The PUF was established in the Texas Constitution in 1876. As its name implies, a portion of the annual revenues from the PUF is made available to the University of Texas and Texas A&M University systems on a two-to-one basis. When it was created, the PUF was mostly comprised of dry, low-value grazing land in West Texas. Almost fifty years later, Carl G. Cromwell drilled the Santa Rita oil well on PUF land, and oil production has been a major source of revenue for the fund ever since.
Fossil fuel divestment is an aspect of the “keep it in the ground” movement promoted by activists such as Bill McKibben with the goal of limiting emissions that contribute to climate change. Divestment is the opposite of investment, i.e., the selling of stocks, bonds and other assets. Some have argued that while divestment may be effective for raising public awareness, its financial impact is more dubious. If an entity sells its fossil fuel-related stocks and bonds while they are still perceived to be valuable, those assets will just be picked up by another entity that doesn’t share the same ethical concerns with little or no effect on the share price.

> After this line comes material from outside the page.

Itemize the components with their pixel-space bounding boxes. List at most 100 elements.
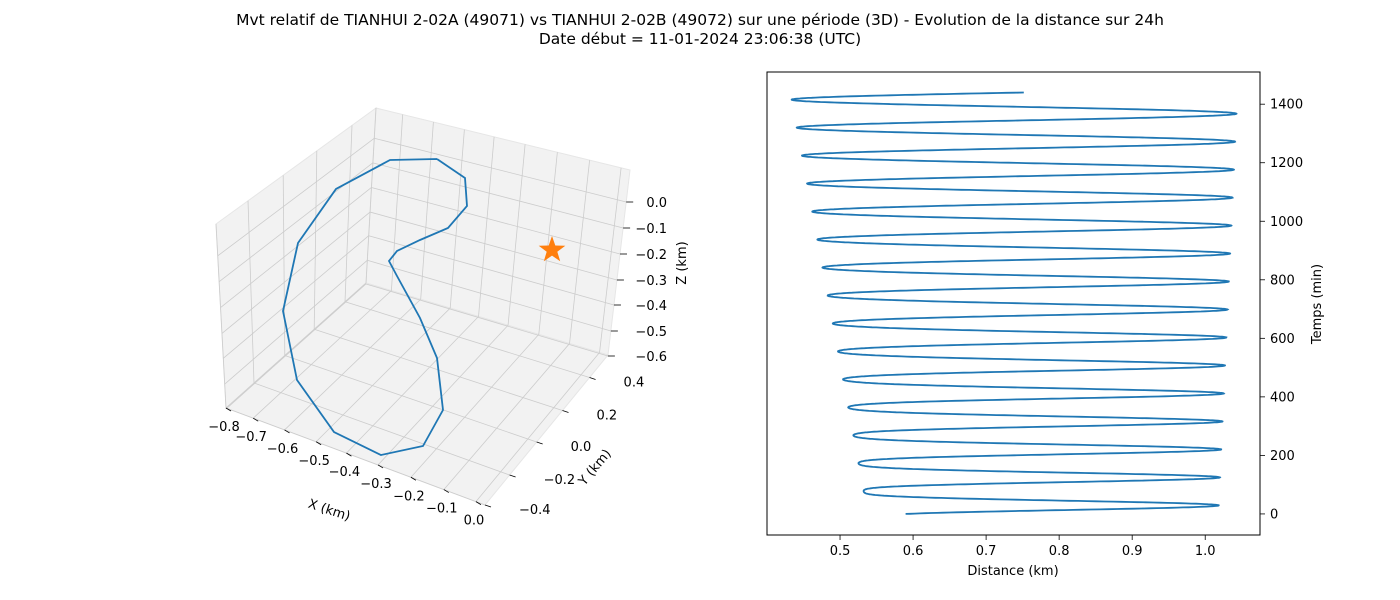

Despite the reasons to be skeptical about the financial impact of divestment by itself, movements like “keep it in the ground” have also sought to reduce the perceived value of fossil fuels by advancing a concept called the “carbon budget,” the limit on new carbon emissions allowed if we are the avoid the 2°C warming threshold emphasized by the Intergovernmental Panel on Climate Change and the Paris Agreement. To stay within this carbon budget, most of the proven reserves of fossil fuels worldwide will have to stay in the ground. Such a dramatic decrease in fossil fuel consumption would severely reduce the revenues earned by fossil fuel producers and result in trillions of dollars of stranded assets. Even if society fails to stay within the carbon budget, the impressive drop in costs for wind, solar PV and batteries will reduce demand for fossil fuels for power generation and transportation, thus reducing the rationale for holding onto fossil fuel assets.
If the trends described above continue, it may be financially prudent for the PUF to diversify its portfolio away from fossil fuels. If such assets are still going to be valuable for some time, however, it would be counterproductive to divest from fossil fuels rather than putting those revenues to good use. Rather than divesting, revenues from fossil fuel production could be directed towards research and development programs focused on improving the performance and reducing the cost of low carbon energy sources and energy storage. Such a strategy would turn the perceived problem of the PUF’s reliance on fossil fuels into part of the solution for reducing demand for fossil fuels long-term.
The views expressed in this article are the author's own.
*Editor's note: An earlier version of this column misstated New York's actions on fossil fuel investments; that state set a goal of divesting.